STOCKS THAT COULD BE HIT:
Mahindra CIE, Bharat Forge, Motherson Sumi

PHARMA
ICICIdirect’s head of research Pankaj Pandey said he does not expect any significant risk to drug makers besides Dr Reddy’s as their exposure to Russia and the Commonwealth of Independent States (CIS) is limited. Russia is not the major source of raw materials for pharma companies. Shares of Dr Reddy’s gained 2% on Friday tracking the rebound in the market but has lost 5% in the last one month. Russia/CIS accounts for 13% of Dr Reddy’s revenues and further currency devaluation due to sanctions on Russia could raise currency translation risk, it said.

STOCKS THAT COULD BE HIT:
Dr Reddy’s Laboratories

OIL AND GAS
Analysts said higher crude oil prices at around $100 per barrel could impact oil marketing companies which are not able to pass on the increases.

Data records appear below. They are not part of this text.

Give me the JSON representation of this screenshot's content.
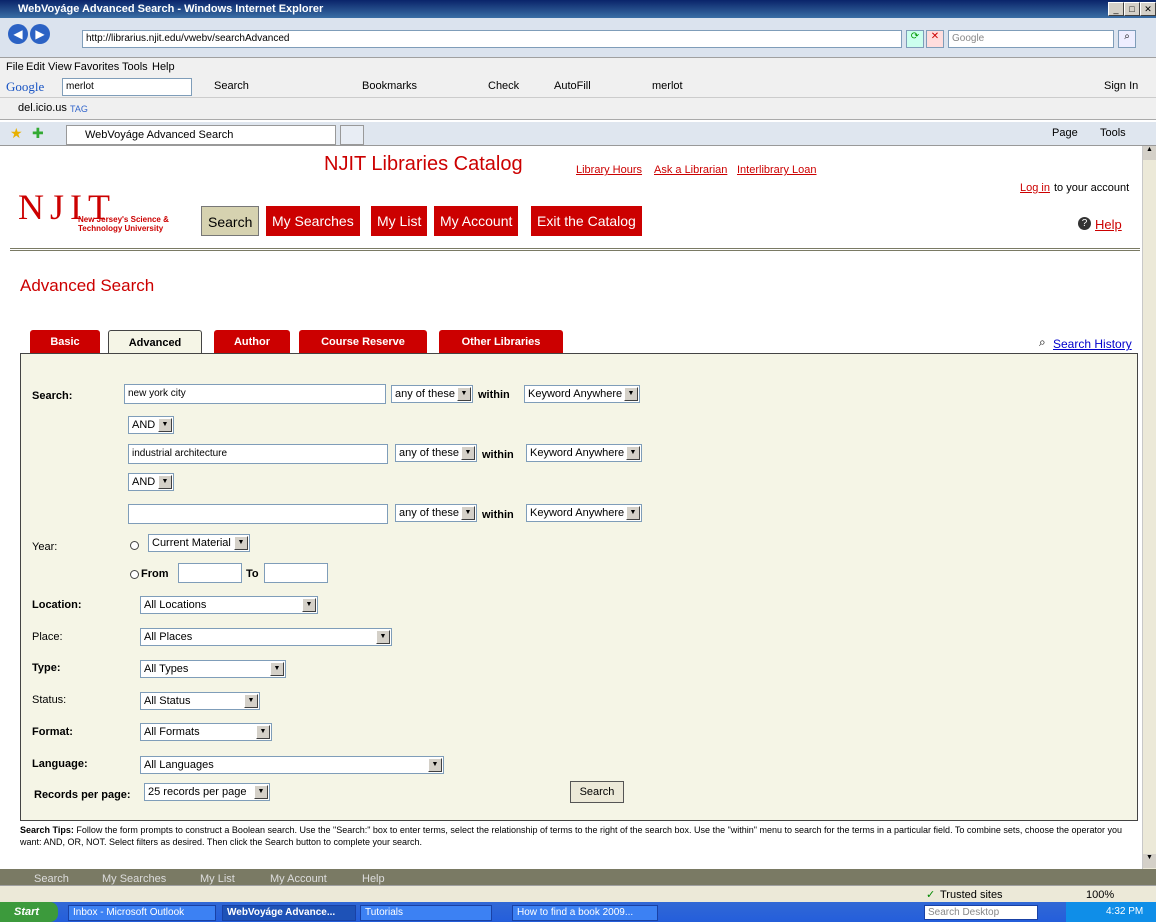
{
  "window": {
    "title": "WebVoyáge Advanced Search - Windows Internet Explorer"
  },
  "browser": {
    "address": "http://librarius.njit.edu/vwebv/searchAdvanced",
    "search_placeholder": "Google",
    "menu": [
      "File",
      "Edit",
      "View",
      "Favorites",
      "Tools",
      "Help"
    ],
    "google_query": "merlot",
    "google_toolbar": [
      "Search",
      "Bookmarks",
      "Check",
      "AutoFill",
      "merlot"
    ],
    "sign_in": "Sign In",
    "delicious": "del.icio.us",
    "tag": "TAG",
    "tab_title": "WebVoyáge Advanced Search",
    "cmd": [
      "Page",
      "Tools"
    ]
  },
  "header": {
    "title": "NJIT Libraries Catalog",
    "links": [
      "Library Hours",
      "Ask a Librarian",
      "Interlibrary Loan"
    ],
    "logo_text": "NJIT",
    "logo_sub1": "New Jersey's Science &",
    "logo_sub2": "Technology University",
    "login_link": "Log in",
    "login_rest": " to your account",
    "help": "Help",
    "nav": [
      "Search",
      "My Searches",
      "My List",
      "My Account",
      "Exit the Catalog"
    ]
  },
  "page_title": "Advanced Search",
  "tabs": [
    "Basic",
    "Advanced",
    "Author",
    "Course Reserve",
    "Other Libraries"
  ],
  "search_history": "Search History",
  "form": {
    "search_label": "Search:",
    "rows": [
      {
        "term": "new york city",
        "mode": "any of these",
        "field": "Keyword Anywhere"
      },
      {
        "term": "industrial architecture",
        "mode": "any of these",
        "field": "Keyword Anywhere"
      },
      {
        "term": "",
        "mode": "any of these",
        "field": "Keyword Anywhere"
      }
    ],
    "within": "within",
    "operator": "AND",
    "year_label": "Year:",
    "year_current": "Current Material",
    "from": "From",
    "to": "To",
    "location_label": "Location:",
    "location": "All Locations",
    "place_label": "Place:",
    "place": "All Places",
    "type_label": "Type:",
    "type": "All Types",
    "status_label": "Status:",
    "status": "All Status",
    "format_label": "Format:",
    "format": "All Formats",
    "language_label": "Language:",
    "language": "All Languages",
    "rpp_label": "Records per page:",
    "rpp": "25 records per page",
    "search_button": "Search"
  },
  "tips": {
    "heading": "Search Tips:",
    "text": "Follow the form prompts to construct a Boolean search. Use the \"Search:\" box to enter terms, select the relationship of terms to the right of the search box. Use the \"within\" menu to search for the terms in a particular field. To combine sets, choose the operator you want: AND, OR, NOT. Select filters as desired. Then click the Search button to complete your search."
  },
  "footer_nav": [
    "Search",
    "My Searches",
    "My List",
    "My Account",
    "Help"
  ],
  "status": {
    "zone": "Trusted sites",
    "zoom": "100%"
  },
  "taskbar": {
    "start": "Start",
    "items": [
      "Inbox - Microsoft Outlook",
      "WebVoyáge Advance...",
      "Tutorials",
      "How to find a book 2009..."
    ],
    "search_desktop": "Search Desktop",
    "clock": "4:32 PM"
  }
}
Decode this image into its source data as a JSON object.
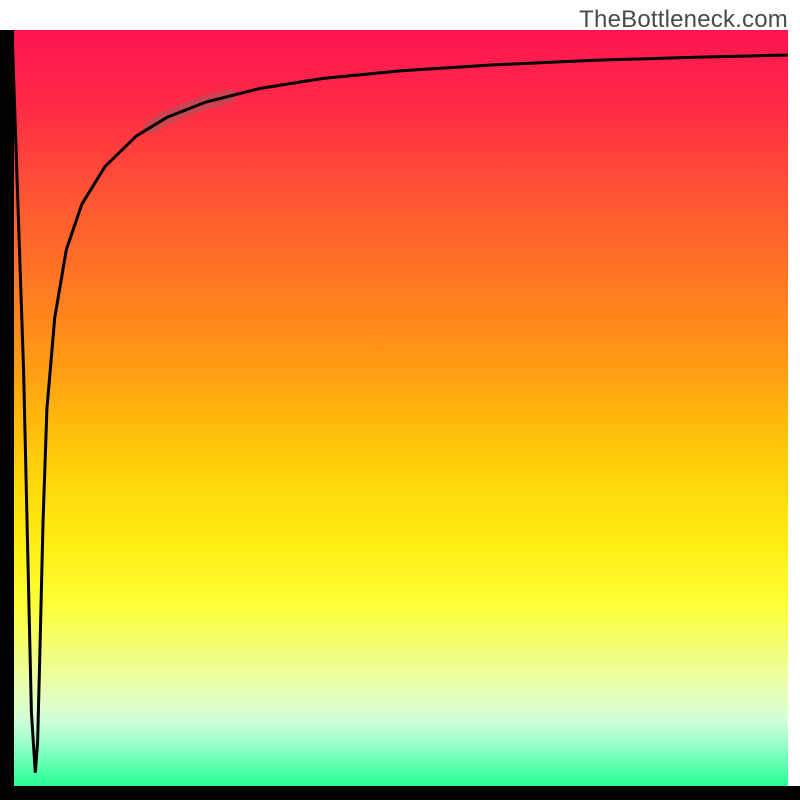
{
  "watermark": "TheBottleneck.com",
  "chart_data": {
    "type": "line",
    "title": "",
    "xlabel": "",
    "ylabel": "",
    "xlim": [
      0,
      100
    ],
    "ylim": [
      0,
      100
    ],
    "grid": false,
    "series": [
      {
        "name": "main-curve",
        "x": [
          0,
          1.5,
          2.5,
          3.0,
          3.3,
          3.6,
          4.0,
          4.5,
          5.5,
          7,
          9,
          12,
          16,
          20,
          25,
          32,
          40,
          50,
          62,
          75,
          88,
          100
        ],
        "y": [
          100,
          55,
          10,
          2,
          6,
          18,
          35,
          50,
          62,
          71,
          77,
          82,
          86,
          88.5,
          90.5,
          92.3,
          93.6,
          94.6,
          95.4,
          96.0,
          96.4,
          96.7
        ]
      }
    ],
    "highlight_segment": {
      "series": "main-curve",
      "x_range": [
        18,
        28
      ],
      "note": "thicker faded stroke overlay"
    },
    "background_gradient": {
      "direction": "top-to-bottom",
      "stops": [
        {
          "pos": 0.0,
          "color": "#ff1450"
        },
        {
          "pos": 0.5,
          "color": "#ffbb0c"
        },
        {
          "pos": 0.75,
          "color": "#fdff3a"
        },
        {
          "pos": 1.0,
          "color": "#1fff90"
        }
      ]
    }
  }
}
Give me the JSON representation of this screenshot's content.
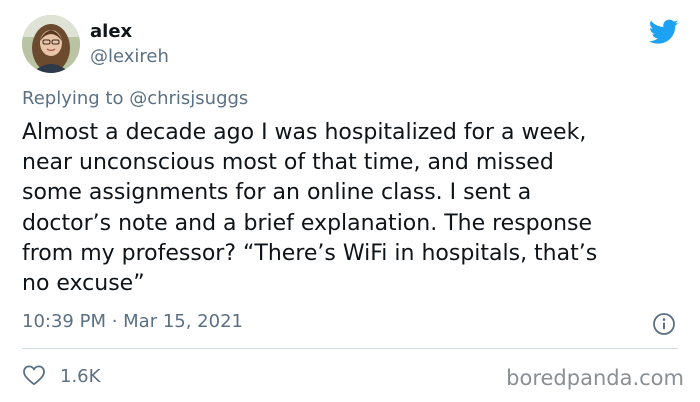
{
  "author": {
    "name": "alex",
    "handle": "@lexireh"
  },
  "reply": {
    "prefix": "Replying to ",
    "mention": "@chrisjsuggs"
  },
  "tweet": {
    "lines": [
      "Almost a decade ago I was hospitalized for a week,",
      "near unconscious most of that time, and missed",
      "some assignments for an online class. I sent a",
      "doctor’s note and a brief explanation. The response",
      "from my professor? “There’s WiFi in hospitals, that’s",
      "no excuse”"
    ]
  },
  "meta": {
    "time": "10:39 PM",
    "separator": " · ",
    "date": "Mar 15, 2021"
  },
  "engagement": {
    "likes": "1.6K"
  },
  "watermark": "boredpanda.com",
  "icons": {
    "logo": "twitter-bird-icon",
    "info": "info-icon",
    "like": "heart-icon"
  },
  "colors": {
    "twitter_blue": "#1da1f2",
    "secondary_text": "#5b7083",
    "primary_text": "#0f1419",
    "divider": "#cfd9de"
  }
}
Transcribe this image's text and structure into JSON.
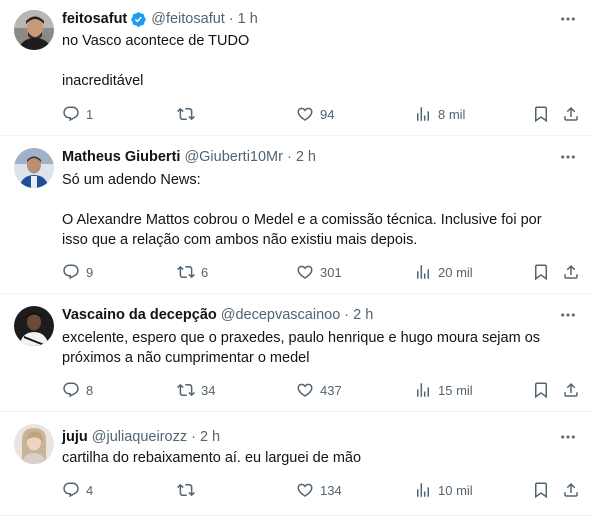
{
  "tweets": [
    {
      "name": "feitosafut",
      "verified": true,
      "handle": "@feitosafut",
      "time": "1 h",
      "lines": [
        "no Vasco acontece de TUDO",
        "",
        "inacreditável"
      ],
      "replies": "1",
      "retweets": "",
      "likes": "94",
      "views": "8 mil"
    },
    {
      "name": "Matheus Giuberti",
      "verified": false,
      "handle": "@Giuberti10Mr",
      "time": "2 h",
      "lines": [
        "Só um adendo News:",
        "",
        "O Alexandre Mattos cobrou o Medel e a comissão técnica. Inclusive foi por",
        "isso que a relação com ambos não existiu mais depois."
      ],
      "replies": "9",
      "retweets": "6",
      "likes": "301",
      "views": "20 mil"
    },
    {
      "name": "Vascaino da decepção",
      "verified": false,
      "handle": "@decepvascainoo",
      "time": "2 h",
      "lines": [
        "excelente, espero que o praxedes, paulo henrique e hugo moura sejam os",
        "próximos a não cumprimentar o medel"
      ],
      "replies": "8",
      "retweets": "34",
      "likes": "437",
      "views": "15 mil"
    },
    {
      "name": "juju",
      "verified": false,
      "handle": "@juliaqueirozz",
      "time": "2 h",
      "lines": [
        "cartilha do rebaixamento aí. eu larguei de mão"
      ],
      "replies": "4",
      "retweets": "",
      "likes": "134",
      "views": "10 mil"
    }
  ],
  "separator": "·",
  "colors": {
    "text": "#0f1419",
    "secondary": "#536471",
    "verified_blue": "#1d9bf0",
    "divider": "#eff3f4"
  },
  "icons": {
    "reply": "reply-icon",
    "retweet": "retweet-icon",
    "like": "like-icon",
    "views": "views-icon",
    "bookmark": "bookmark-icon",
    "share": "share-icon",
    "more": "more-icon",
    "verified": "verified-badge-icon"
  }
}
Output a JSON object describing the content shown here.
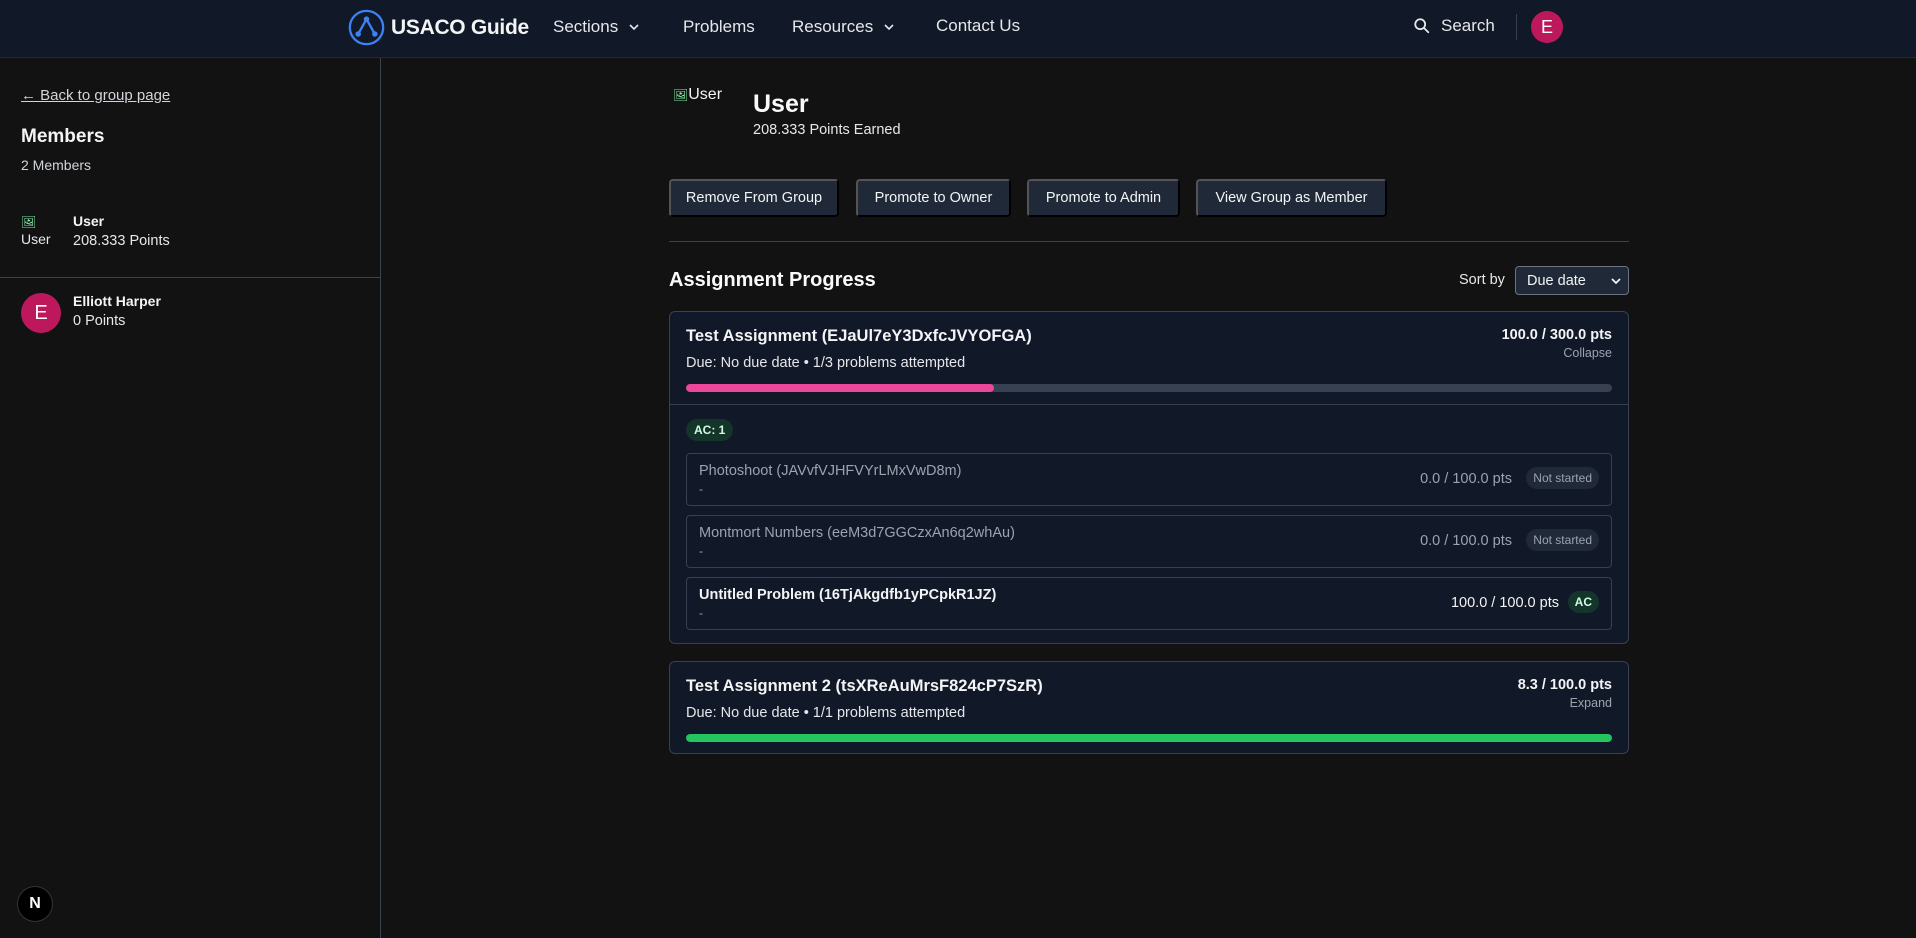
{
  "nav": {
    "brand": "USACO Guide",
    "sections": "Sections",
    "problems": "Problems",
    "resources": "Resources",
    "contact": "Contact Us",
    "search": "Search",
    "avatar_initial": "E",
    "colors": {
      "bg": "#111827",
      "avatar": "#be185d",
      "logo": "#3b82f6"
    }
  },
  "sidebar": {
    "back_link": "← Back to group page",
    "title": "Members",
    "count": "2 Members",
    "members": [
      {
        "name": "User",
        "points": "208.333 Points",
        "image_alt": "User"
      },
      {
        "name": "Elliott Harper",
        "points": "0 Points",
        "initial": "E"
      }
    ],
    "next_badge": "N"
  },
  "profile": {
    "image_alt": "User",
    "name": "User",
    "points": "208.333 Points Earned"
  },
  "actions": {
    "remove": "Remove From Group",
    "promote_owner": "Promote to Owner",
    "promote_admin": "Promote to Admin",
    "view_as_member": "View Group as Member"
  },
  "progress_section": {
    "title": "Assignment Progress",
    "sort_label": "Sort by",
    "sort_value": "Due date"
  },
  "assignments": [
    {
      "title": "Test Assignment (EJaUl7eY3DxfcJVYOFGA)",
      "subtitle": "Due: No due date • 1/3 problems attempted",
      "points": "100.0 / 300.0 pts",
      "toggle": "Collapse",
      "progress": 0.333,
      "progress_color": "#ec4899",
      "ac_count": "AC: 1",
      "problems": [
        {
          "title": "Photoshoot (JAVvfVJHFVYrLMxVwD8m)",
          "dash": "-",
          "points": "0.0 / 100.0 pts",
          "status": "Not started"
        },
        {
          "title": "Montmort Numbers (eeM3d7GGCzxAn6q2whAu)",
          "dash": "-",
          "points": "0.0 / 100.0 pts",
          "status": "Not started"
        },
        {
          "title": "Untitled Problem (16TjAkgdfb1yPCpkR1JZ)",
          "dash": "-",
          "points": "100.0 / 100.0 pts",
          "status": "AC"
        }
      ]
    },
    {
      "title": "Test Assignment 2 (tsXReAuMrsF824cP7SzR)",
      "subtitle": "Due: No due date • 1/1 problems attempted",
      "points": "8.3 / 100.0 pts",
      "toggle": "Expand",
      "progress": 1.0,
      "progress_color": "#22c55e"
    }
  ]
}
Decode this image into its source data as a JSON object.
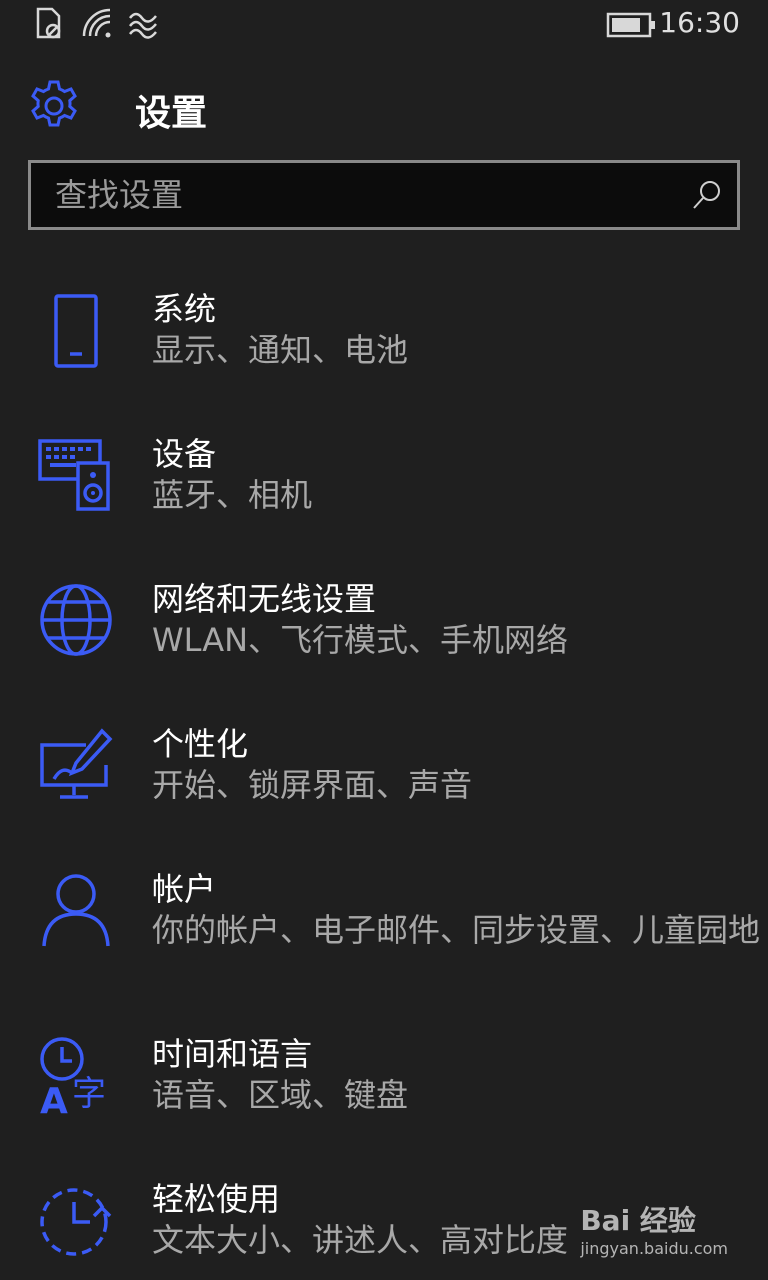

Upstream companies such as ONGC, GAIL and Oil India could see some benefit. Morgan Stanley on Friday maintained a buy rating on ONGC with a target price of Rs 263.

STOCKS THAT COULD BE HIT:
Indian Oil Corporation, Bharat Petroleum Corporation, Hindustan Petroleum Corporation

PAINT COMPANIES
Analysts said there won’t be any significant impact on margins in the fourth quarter (January-March) but in the first quarter (April-June) there could be some impact if current prices sustain. “They use crude derivatives, monomer, titanium dioxide, etc. In the medium to long term if crude continues to go up, there will be some impact,” said Abneesh Roy, vice president-institutional equities at Edelweiss. Roy said paint companies could again opt for price hikes after taking 18-20% price hike in the last one year.